At the time various topical events also proved to be crucial factors that further influenced my psyche both out on the road and in the subsequent months I would spend reflecting and soul-searching for answers to the question, “What do I do next?” The aftermath of Hurricane Katrina, the BP Oil Spill in the Gulf of Mexico, the murder of Trayvon Martin and the obstructionist climate in Washington D.C., fueled by the rise of the Tea Party, the “Birther Movement” and the overall gridlock instituted by Republican Congressional leadership that coalesced around the ascent of our first African-American president each played a role in my polarizing journey.

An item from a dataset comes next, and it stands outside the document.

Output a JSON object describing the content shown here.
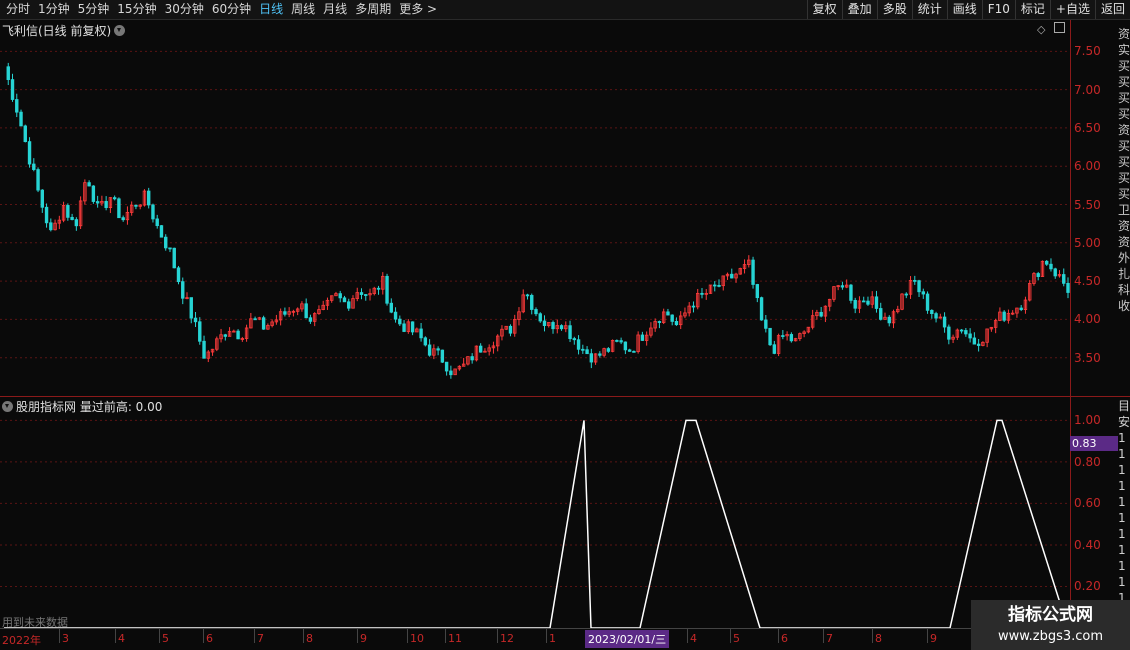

On the other hand, I was also taken aback by the physical beauty of the landscape, the rich and diverse cultures of my home region and the incredible charm of so many fellow Southerners I would meet along the way; they, who transcended the tired social constructions pigeonholing us as people into make-believe and superficial boxes of division; a compartmentalization and ideologically driven practice my former History of the South professor and acclaimed historian Barbara Fields terms Racecraft. It was an odyssey unlike any other I have ever taken that has served as the epiphany and prelude to a much longer personal journey on which I am still actively aboard; a journey that uprooted my future career plans as a budding sommelier and actor; a journey that compelled me to step back from the capitalist ledge in order to reassess my purpose and place; a journey that turned me towards earning a first-rate liberal arts education and joining those tirelessly fighting for a more just and equitable society.
I am extremely grateful and humbled to highlight how this simple twist of fate afforded me the unparalleled opportunity as a non-traditional undergraduate student to earn my Bachelor's degree from within the Institute for Research in African American Studies (IRAAS), founded by the late great scholar-activist Dr. Manning Marable. It has unequivocally been the most enlightening and rewarding experience of my life thus far, and one that will undoubtedly influence all of my future endeavors. In terms of the future, I am currently working on three interconnected fronts. One, I am applying to law schools for fall of 2017 admittance. Two, I am applying to various advocacy positions with organizations based in the South. And three, I am continuing to write a novel about my time out on the road. This is a piece of writing I began this past spring with my remarkable independent study adviser and Novels of Toni Morrison professor, former IRAAS director Dr. Farah Jasmine Griffin. Ultimately, I aspire to become a civil rights attorney, activist and writer, and intend on helping to gather like-minded leaders of all stripes and political persuasions to help foster a grassroots, working-class Southern political coalition. My thought process is, if you can bridge the divides in the South, you can bridge the nation.